The FCAS project envisions a suite of advanced warplanes and drones, with airworthy prototypes expected to take flight by the end of this decade. According to engineers and experts interviewed by Defense News, AI will be central to the system's development, influencing everything from design processes to real-time combat decisions and even what pilots see in their cockpits.

A key innovation of FCAS is the introduction of "loyal wingmen"—autonomous drones designed to fly alongside manned aircraft, enhancing missions by gathering more data, providing additional firepower, or overwhelming enemy defenses through sheer numbers.
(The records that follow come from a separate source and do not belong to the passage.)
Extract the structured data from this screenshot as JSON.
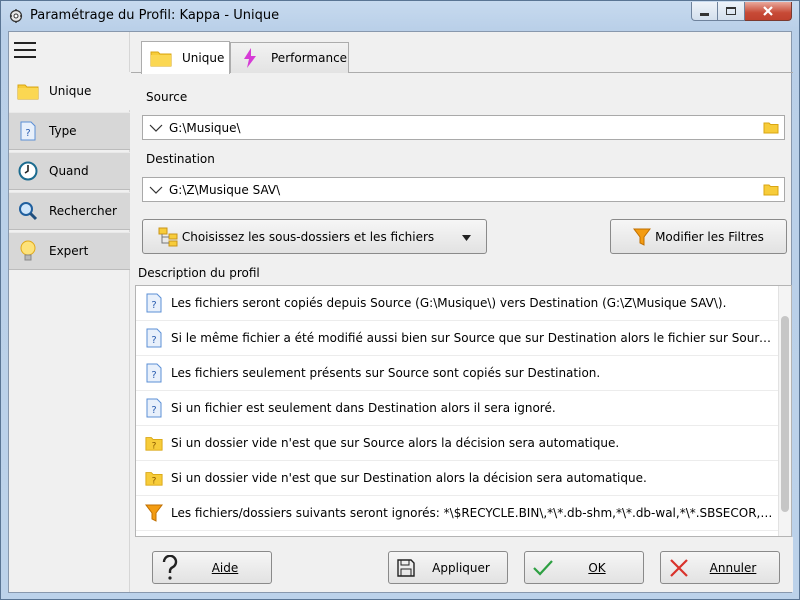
{
  "window": {
    "title": "Paramétrage du Profil: Kappa - Unique",
    "icons": {
      "app": "gear-icon",
      "minimize": "minimize-icon",
      "maximize": "maximize-icon",
      "close": "close-icon"
    }
  },
  "nav": {
    "menu_icon": "hamburger-menu-icon",
    "items": [
      {
        "label": "Unique",
        "icon": "folder-icon",
        "active": true
      },
      {
        "label": "Type",
        "icon": "question-file-icon",
        "active": false
      },
      {
        "label": "Quand",
        "icon": "clock-icon",
        "active": false
      },
      {
        "label": "Rechercher",
        "icon": "magnifier-icon",
        "active": false
      },
      {
        "label": "Expert",
        "icon": "lightbulb-icon",
        "active": false
      }
    ]
  },
  "tabs": [
    {
      "label": "Unique",
      "icon": "folder-icon",
      "active": true
    },
    {
      "label": "Performance",
      "icon": "lightning-icon",
      "active": false
    }
  ],
  "source": {
    "label": "Source",
    "value": "G:\\Musique\\"
  },
  "destination": {
    "label": "Destination",
    "value": "G:\\Z\\Musique SAV\\"
  },
  "subfolders_button": {
    "label": "Choisissez les sous-dossiers et les fichiers"
  },
  "filters_button": {
    "label": "Modifier les Filtres"
  },
  "description": {
    "label": "Description du profil",
    "rows": [
      {
        "icon": "question-file-icon",
        "text": "Les fichiers seront copiés depuis Source (G:\\Musique\\) vers Destination (G:\\Z\\Musique SAV\\)."
      },
      {
        "icon": "question-file-icon",
        "text": "Si le même fichier a été modifié aussi bien sur Source que sur Destination alors le fichier sur Source remplacera le ..."
      },
      {
        "icon": "question-file-icon",
        "text": "Les fichiers seulement présents sur Source sont copiés sur Destination."
      },
      {
        "icon": "question-file-icon",
        "text": "Si un fichier est seulement dans Destination alors il sera ignoré."
      },
      {
        "icon": "question-folder-icon",
        "text": "Si un dossier vide n'est que sur Source alors la décision sera automatique."
      },
      {
        "icon": "question-folder-icon",
        "text": "Si un dossier vide n'est que sur Destination alors la décision sera automatique."
      },
      {
        "icon": "filter-icon",
        "text": "Les fichiers/dossiers suivants seront ignorés: *\\$RECYCLE.BIN\\,*\\*.db-shm,*\\*.db-wal,*\\*.SBSECOR,\"*\\AppData\\L..."
      }
    ]
  },
  "footer": {
    "help": "Aide",
    "apply": "Appliquer",
    "ok": "OK",
    "cancel": "Annuler"
  },
  "colors": {
    "folder_yellow": "#f5c518",
    "question_blue": "#5b8fd6",
    "filter_orange": "#f39c12",
    "ok_green": "#2ea043",
    "cancel_red": "#d9322b",
    "lightning_magenta": "#d63bd6"
  }
}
Thomas Grohs, Airbus’ head of future capabilities and chief engineer for FCAS, emphasized that these drones will require a significant level of automation or autonomy to operate effectively, as manual control from the cockpit would be impractical.

The challenge lies in determining the optimal balance of pilot involvement across different scenarios, which will be crucial to the program's overall success.

Always Connected

NeuralAgent, a Munich-based startup led by Onur Deniz, is tasked with ensuring seamless data flow across the system. The company is adopting an "AI agent approach," where each drone operates autonomously using locally-run AI models, rather than relying on a centralized, cloud-based system. These drones will communicate with each other through various channels, including optical, narrowband radio, and infrared, constantly maintaining dynamic and redundant data links for uninterrupted connectivity.
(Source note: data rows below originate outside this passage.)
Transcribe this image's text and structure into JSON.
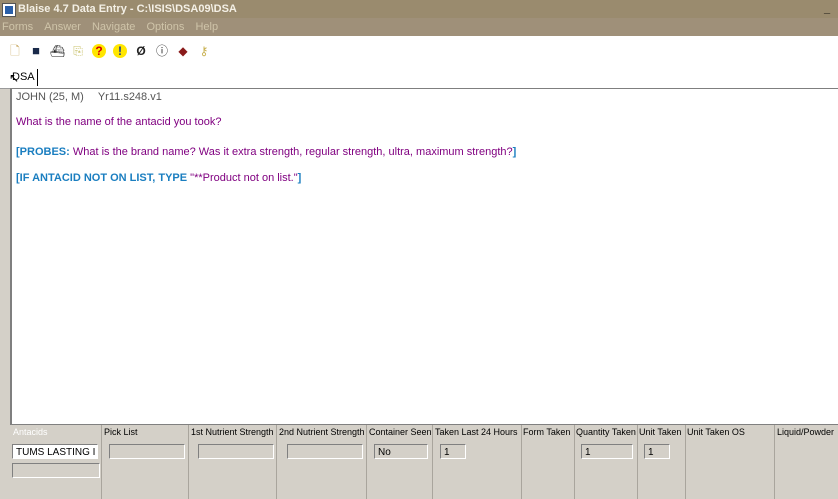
{
  "window": {
    "title": "Blaise 4.7 Data Entry - C:\\ISIS\\DSA09\\DSA",
    "minimize_label": "_"
  },
  "menu": [
    "Forms",
    "Answer",
    "Navigate",
    "Options",
    "Help"
  ],
  "toolbar": {
    "icons": [
      "new-icon",
      "save-icon",
      "find-icon",
      "copy-icon",
      "help-icon",
      "info-icon",
      "clip-icon",
      "info-circle-icon",
      "tag-icon",
      "key-icon"
    ],
    "glyphs": [
      "🗋",
      "■",
      "⛴",
      "⎘",
      "?",
      "!",
      "Ø",
      "ⓘ",
      "◆",
      "⚷"
    ]
  },
  "tab": {
    "label": "DSA"
  },
  "form": {
    "respondent": "JOHN (25, M)",
    "version": "Yr11.s248.v1",
    "question": "What is the name of the antacid you took?",
    "probe_open": "[PROBES:",
    "probe_text": " What is the brand name?  Was it extra strength, regular strength, ultra, maximum strength?",
    "probe_close": "]",
    "if_text": "[IF ANTACID NOT ON LIST, TYPE ",
    "if_quote": "\"**Product not on list.\"",
    "if_close": "]"
  },
  "grid": {
    "columns": [
      "Antacids",
      "Pick List",
      "1st Nutrient Strength",
      "2nd Nutrient Strength",
      "Container Seen",
      "Taken Last 24 Hours",
      "Form Taken",
      "Quantity Taken",
      "Unit Taken",
      "Unit Taken OS",
      "Liquid/Powder"
    ],
    "row": {
      "antacids": "TUMS LASTING I",
      "pick_list": "",
      "first_strength": "",
      "second_strength": "",
      "container_seen": "No",
      "taken_24h": "1",
      "quantity_taken": "1",
      "unit_taken": "1"
    }
  }
}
Deniz explained that this decentralized approach has proven highly effective in computer simulations, maintaining connectivity in challenging electronic warfare environments over 95% of the time. By contrast, centralized systems had a success rate of less than 0.5% in similar tests. NeuralAgent plans to have its software ready for integration into existing hardware by the end of 2025, initially focusing on legacy systems. The company boasts that its models are highly resource-efficient, capable of running on minimal hardware like a Raspberry Pi with less than a gigabyte of space.
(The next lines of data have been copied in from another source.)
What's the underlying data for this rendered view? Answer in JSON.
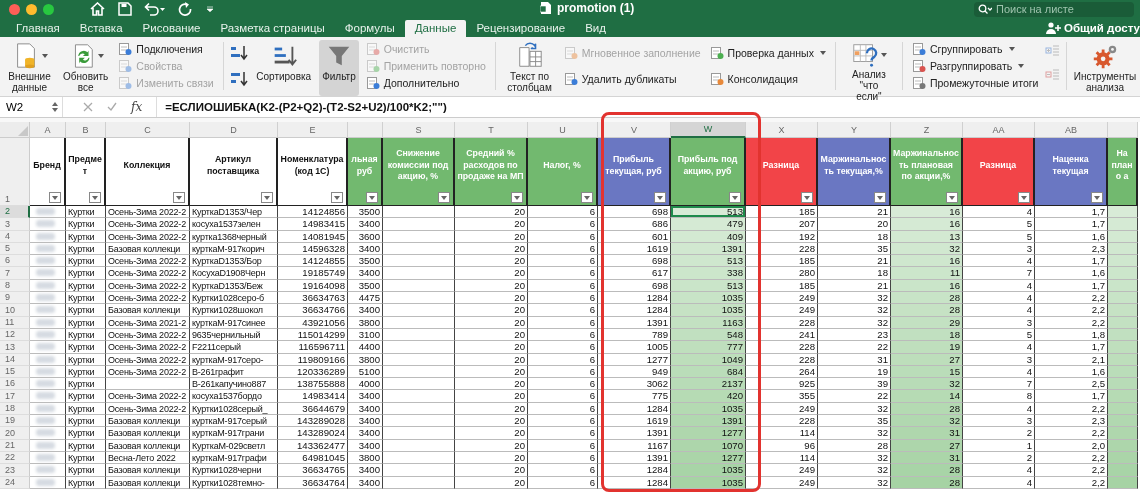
{
  "window": {
    "title": "promotion (1)",
    "search_placeholder": "Поиск на листе",
    "share_label": "Общий досту"
  },
  "tabs": [
    {
      "label": "Главная",
      "selected": false
    },
    {
      "label": "Вставка",
      "selected": false
    },
    {
      "label": "Рисование",
      "selected": false
    },
    {
      "label": "Разметка страницы",
      "selected": false
    },
    {
      "label": "Формулы",
      "selected": false
    },
    {
      "label": "Данные",
      "selected": true
    },
    {
      "label": "Рецензирование",
      "selected": false
    },
    {
      "label": "Вид",
      "selected": false
    }
  ],
  "ribbon": [
    {
      "kind": "large",
      "label": "Внешние данные",
      "dropdown": true,
      "pressed": false
    },
    {
      "kind": "large",
      "label": "Обновить все",
      "dropdown": true,
      "pressed": false
    },
    {
      "kind": "stack",
      "items": [
        {
          "label": "Подключения",
          "disabled": false,
          "dropdown": false
        },
        {
          "label": "Свойства",
          "disabled": true,
          "dropdown": false
        },
        {
          "label": "Изменить связи",
          "disabled": true,
          "dropdown": false
        }
      ]
    },
    {
      "kind": "separator"
    },
    {
      "kind": "sort"
    },
    {
      "kind": "large",
      "label": "Сортировка",
      "dropdown": false,
      "pressed": false
    },
    {
      "kind": "large",
      "label": "Фильтр",
      "dropdown": false,
      "pressed": true
    },
    {
      "kind": "stack",
      "items": [
        {
          "label": "Очистить",
          "disabled": true,
          "dropdown": false
        },
        {
          "label": "Применить повторно",
          "disabled": true,
          "dropdown": false
        },
        {
          "label": "Дополнительно",
          "disabled": false,
          "dropdown": false
        }
      ]
    },
    {
      "kind": "separator"
    },
    {
      "kind": "large",
      "label": "Текст по столбцам",
      "dropdown": false,
      "pressed": false
    },
    {
      "kind": "stack",
      "items": [
        {
          "label": "Мгновенное заполнение",
          "disabled": true,
          "dropdown": false
        },
        {
          "label": "Удалить дубликаты",
          "disabled": false,
          "dropdown": false
        }
      ]
    },
    {
      "kind": "stack",
      "items": [
        {
          "label": "Проверка данных",
          "disabled": false,
          "dropdown": true
        },
        {
          "label": "Консолидация",
          "disabled": false,
          "dropdown": false
        }
      ]
    },
    {
      "kind": "separator"
    },
    {
      "kind": "large",
      "label": "Анализ \"что если\"",
      "dropdown": true,
      "pressed": false
    },
    {
      "kind": "separator"
    },
    {
      "kind": "stack",
      "items": [
        {
          "label": "Сгруппировать",
          "disabled": false,
          "dropdown": true
        },
        {
          "label": "Разгруппировать",
          "disabled": false,
          "dropdown": true
        },
        {
          "label": "Промежуточные итоги",
          "disabled": false,
          "dropdown": false
        }
      ]
    },
    {
      "kind": "outline"
    },
    {
      "kind": "separator"
    },
    {
      "kind": "large",
      "label": "Инструменты анализа",
      "dropdown": false,
      "pressed": false
    }
  ],
  "formula_bar": {
    "cell_ref": "W2",
    "fx_label": "fx",
    "formula": "=ЕСЛИОШИБКА(K2-(P2+Q2)-(T2-S2+U2)/100*K2;\"\")"
  },
  "table": {
    "header_row_number": "1",
    "columns": [
      {
        "letter": "A",
        "header": "Бренд",
        "color": "#ffffff",
        "selected": false,
        "redacted": true,
        "shaded": false,
        "filter": true
      },
      {
        "letter": "B",
        "header": "Предмет",
        "color": "#ffffff",
        "selected": false,
        "redacted": false,
        "shaded": false,
        "filter": true
      },
      {
        "letter": "C",
        "header": "Коллекция",
        "color": "#ffffff",
        "selected": false,
        "redacted": false,
        "shaded": false,
        "filter": true
      },
      {
        "letter": "D",
        "header": "Артикул поставщика",
        "color": "#ffffff",
        "selected": false,
        "redacted": false,
        "shaded": false,
        "filter": true
      },
      {
        "letter": "E",
        "header": "Номенклатура (код 1С)",
        "color": "#ffffff",
        "selected": false,
        "redacted": false,
        "shaded": false,
        "filter": true
      },
      {
        "header": "льная руб",
        "color": "#72b96f",
        "selected": false,
        "redacted": false,
        "shaded": false,
        "filter": true
      },
      {
        "letter": "S",
        "header": "Снижение комиссии под акцию, %",
        "color": "#72b96f",
        "selected": false,
        "redacted": false,
        "shaded": false,
        "filter": true
      },
      {
        "letter": "T",
        "header": "Средний % расходов по продаже на МП",
        "color": "#72b96f",
        "selected": false,
        "redacted": false,
        "shaded": false,
        "filter": true
      },
      {
        "letter": "U",
        "header": "Налог, %",
        "color": "#72b96f",
        "selected": false,
        "redacted": false,
        "shaded": false,
        "filter": true
      },
      {
        "letter": "V",
        "header": "Прибыль текущая, руб",
        "color": "#6a77c2",
        "selected": false,
        "redacted": false,
        "shaded": false,
        "filter": true
      },
      {
        "letter": "W",
        "header": "Прибыль под акцию, руб",
        "color": "#72b96f",
        "selected": true,
        "redacted": false,
        "shaded": true,
        "filter": true
      },
      {
        "letter": "X",
        "header": "Разница",
        "color": "#f24448",
        "selected": false,
        "redacted": false,
        "shaded": false,
        "filter": true
      },
      {
        "letter": "Y",
        "header": "Маржинальность текущая,%",
        "color": "#6a77c2",
        "selected": false,
        "redacted": false,
        "shaded": false,
        "filter": true
      },
      {
        "letter": "Z",
        "header": "Маржинальность плановая по акции,%",
        "color": "#72b96f",
        "selected": false,
        "redacted": false,
        "shaded": true,
        "filter": true
      },
      {
        "letter": "AA",
        "header": "Разница",
        "color": "#f24448",
        "selected": false,
        "redacted": false,
        "shaded": false,
        "filter": true
      },
      {
        "letter": "AB",
        "header": "Наценка текущая",
        "color": "#6a77c2",
        "selected": false,
        "redacted": false,
        "shaded": false,
        "filter": true
      },
      {
        "header": "На плано а",
        "color": "#72b96f",
        "selected": false,
        "redacted": false,
        "shaded": true,
        "filter": false
      }
    ],
    "rows": [
      {
        "number": "2",
        "selected": true,
        "cells": [
          null,
          "Куртки",
          "Осень-Зима 2022-2",
          "КурткаD1353/Чер",
          "14124856",
          "3500",
          null,
          "20",
          "6",
          "698",
          "513",
          "185",
          "21",
          "16",
          "4",
          "1,7",
          null
        ]
      },
      {
        "number": "3",
        "selected": false,
        "cells": [
          null,
          "Куртки",
          "Осень-Зима 2022-2",
          "косуха1537зелен",
          "14983415",
          "3400",
          null,
          "20",
          "6",
          "686",
          "479",
          "207",
          "20",
          "16",
          "5",
          "1,7",
          null
        ]
      },
      {
        "number": "4",
        "selected": false,
        "cells": [
          null,
          "Куртки",
          "Осень-Зима 2022-2",
          "куртка1368черный",
          "14081945",
          "3600",
          null,
          "20",
          "6",
          "601",
          "409",
          "192",
          "18",
          "13",
          "5",
          "1,6",
          null
        ]
      },
      {
        "number": "5",
        "selected": false,
        "cells": [
          null,
          "Куртки",
          "Базовая коллекци",
          "курткаM-917корич",
          "14596328",
          "3400",
          null,
          "20",
          "6",
          "1619",
          "1391",
          "228",
          "35",
          "32",
          "3",
          "2,3",
          null
        ]
      },
      {
        "number": "6",
        "selected": false,
        "cells": [
          null,
          "Куртки",
          "Осень-Зима 2022-2",
          "КурткаD1353/Бор",
          "14124855",
          "3500",
          null,
          "20",
          "6",
          "698",
          "513",
          "185",
          "21",
          "16",
          "4",
          "1,7",
          null
        ]
      },
      {
        "number": "7",
        "selected": false,
        "cells": [
          null,
          "Куртки",
          "Осень-Зима 2022-2",
          "КосухаD1908Черн",
          "19185749",
          "3400",
          null,
          "20",
          "6",
          "617",
          "338",
          "280",
          "18",
          "11",
          "7",
          "1,6",
          null
        ]
      },
      {
        "number": "8",
        "selected": false,
        "cells": [
          null,
          "Куртки",
          "Осень-Зима 2022-2",
          "КурткаD1353/Беж",
          "19164098",
          "3500",
          null,
          "20",
          "6",
          "698",
          "513",
          "185",
          "21",
          "16",
          "4",
          "1,7",
          null
        ]
      },
      {
        "number": "9",
        "selected": false,
        "cells": [
          null,
          "Куртки",
          "Осень-Зима 2022-2",
          "Куртки1028серо-б",
          "36634763",
          "4475",
          null,
          "20",
          "6",
          "1284",
          "1035",
          "249",
          "32",
          "28",
          "4",
          "2,2",
          null
        ]
      },
      {
        "number": "10",
        "selected": false,
        "cells": [
          null,
          "Куртки",
          "Базовая коллекци",
          "Куртки1028шокол",
          "36634766",
          "3400",
          null,
          "20",
          "6",
          "1284",
          "1035",
          "249",
          "32",
          "28",
          "4",
          "2,2",
          null
        ]
      },
      {
        "number": "11",
        "selected": false,
        "cells": [
          null,
          "Куртки",
          "Осень-Зима 2021-2",
          "курткаM-917синее",
          "43921056",
          "3800",
          null,
          "20",
          "6",
          "1391",
          "1163",
          "228",
          "32",
          "29",
          "3",
          "2,2",
          null
        ]
      },
      {
        "number": "12",
        "selected": false,
        "cells": [
          null,
          "Куртки",
          "Осень-Зима 2022-2",
          "9635чернильный",
          "115014299",
          "3100",
          null,
          "20",
          "6",
          "789",
          "548",
          "241",
          "23",
          "18",
          "5",
          "1,8",
          null
        ]
      },
      {
        "number": "13",
        "selected": false,
        "cells": [
          null,
          "Куртки",
          "Осень-Зима 2022-2",
          "F2211серый",
          "116596711",
          "4400",
          null,
          "20",
          "6",
          "1005",
          "777",
          "228",
          "22",
          "19",
          "4",
          "1,7",
          null
        ]
      },
      {
        "number": "14",
        "selected": false,
        "cells": [
          null,
          "Куртки",
          "Осень-Зима 2022-2",
          "курткаM-917серо-",
          "119809166",
          "3800",
          null,
          "20",
          "6",
          "1277",
          "1049",
          "228",
          "31",
          "27",
          "3",
          "2,1",
          null
        ]
      },
      {
        "number": "15",
        "selected": false,
        "cells": [
          null,
          "Куртки",
          "Осень-Зима 2022-2",
          "B-261графит",
          "120336289",
          "5100",
          null,
          "20",
          "6",
          "949",
          "684",
          "264",
          "19",
          "15",
          "4",
          "1,6",
          null
        ]
      },
      {
        "number": "16",
        "selected": false,
        "cells": [
          null,
          "Куртки",
          null,
          "B-261капучино887",
          "138755888",
          "4000",
          null,
          "20",
          "6",
          "3062",
          "2137",
          "925",
          "39",
          "32",
          "7",
          "2,5",
          null
        ]
      },
      {
        "number": "17",
        "selected": false,
        "cells": [
          null,
          "Куртки",
          "Осень-Зима 2022-2",
          "косуха1537бордо",
          "14983414",
          "3400",
          null,
          "20",
          "6",
          "775",
          "420",
          "355",
          "22",
          "14",
          "8",
          "1,7",
          null
        ]
      },
      {
        "number": "18",
        "selected": false,
        "cells": [
          null,
          "Куртки",
          "Осень-Зима 2022-2",
          "Куртки1028серый_",
          "36644679",
          "3400",
          null,
          "20",
          "6",
          "1284",
          "1035",
          "249",
          "32",
          "28",
          "4",
          "2,2",
          null
        ]
      },
      {
        "number": "19",
        "selected": false,
        "cells": [
          null,
          "Куртки",
          "Базовая коллекци",
          "курткаM-917серый",
          "143289028",
          "3400",
          null,
          "20",
          "6",
          "1619",
          "1391",
          "228",
          "35",
          "32",
          "3",
          "2,3",
          null
        ]
      },
      {
        "number": "20",
        "selected": false,
        "cells": [
          null,
          "Куртки",
          "Базовая коллекци",
          "курткаM-917грани",
          "143289024",
          "3400",
          null,
          "20",
          "6",
          "1391",
          "1277",
          "114",
          "32",
          "31",
          "2",
          "2,2",
          null
        ]
      },
      {
        "number": "21",
        "selected": false,
        "cells": [
          null,
          "Куртки",
          "Базовая коллекци",
          "КурткаM-029светл",
          "143362477",
          "3400",
          null,
          "20",
          "6",
          "1167",
          "1070",
          "96",
          "28",
          "27",
          "1",
          "2,0",
          null
        ]
      },
      {
        "number": "22",
        "selected": false,
        "cells": [
          null,
          "Куртки",
          "Весна-Лето 2022",
          "курткаM-917графи",
          "64981045",
          "3800",
          null,
          "20",
          "6",
          "1391",
          "1277",
          "114",
          "32",
          "31",
          "2",
          "2,2",
          null
        ]
      },
      {
        "number": "23",
        "selected": false,
        "cells": [
          null,
          "Куртки",
          "Базовая коллекци",
          "Куртки1028черни",
          "36634765",
          "3400",
          null,
          "20",
          "6",
          "1284",
          "1035",
          "249",
          "32",
          "28",
          "4",
          "2,2",
          null
        ]
      },
      {
        "number": "24",
        "selected": false,
        "cells": [
          null,
          "Куртки",
          "Базовая коллекци",
          "Куртки1028темно-",
          "36634764",
          "3400",
          null,
          "20",
          "6",
          "1284",
          "1035",
          "249",
          "32",
          "28",
          "4",
          "2,2",
          null
        ]
      }
    ]
  }
}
Organizing the AI-Driven Future

Initially, the AI models within FCAS will be "frozen," meaning no machine learning will occur during missions. Algorithms for tasks such as sensor data processing and target selection will be pre-developed and updated off-board. 

AI will play a significant role in the entire observe, orient, decide, and act (OODA) loop, a key framework in military command. It will enhance sensor data quality, aid in decision-making, and potentially influence targeting decisions. However, the extent to which AI will autonomously make such critical decisions remains a topic of ongoing discussion.

Despite limited information on the final appearance and capabilities of FCAS, the resources committed to the project are immense. Airbus alone has over 1,400 people working on this next-generation air combat platform, in partnership with Dassault Aviation in France. Integrating AI-based algorithms across countless companies and thousands of engineers presents a significant challenge, as AI models have complex dependencies on one another and the data they process.

Ethical Concerns and the Role of AI

While the integration of AI offers promising advancements, it has also raised concerns among nongovernmental organizations and experts on autonomous weapons. Issues such as the reliability of machine vision, the opacity of AI decision-making processes, and the potential for AI to apply a tactical mindset to strategic decisions are at the forefront of ethical debates.

Some analysts worry that, even if a weapon system is not initially designed to kill autonomously, it could easily be modified to do so through a simple software update—a change that might be tempting in certain conflict scenarios. 

As FCAS continues to evolve, the debate over the role of AI in making life-and-death decisions in warfare is likely to intensify. However, one thing is clear: AI will be deeply intertwined with the future of air combat, shaping not only the technology itself but also the ethical frameworks that govern its use.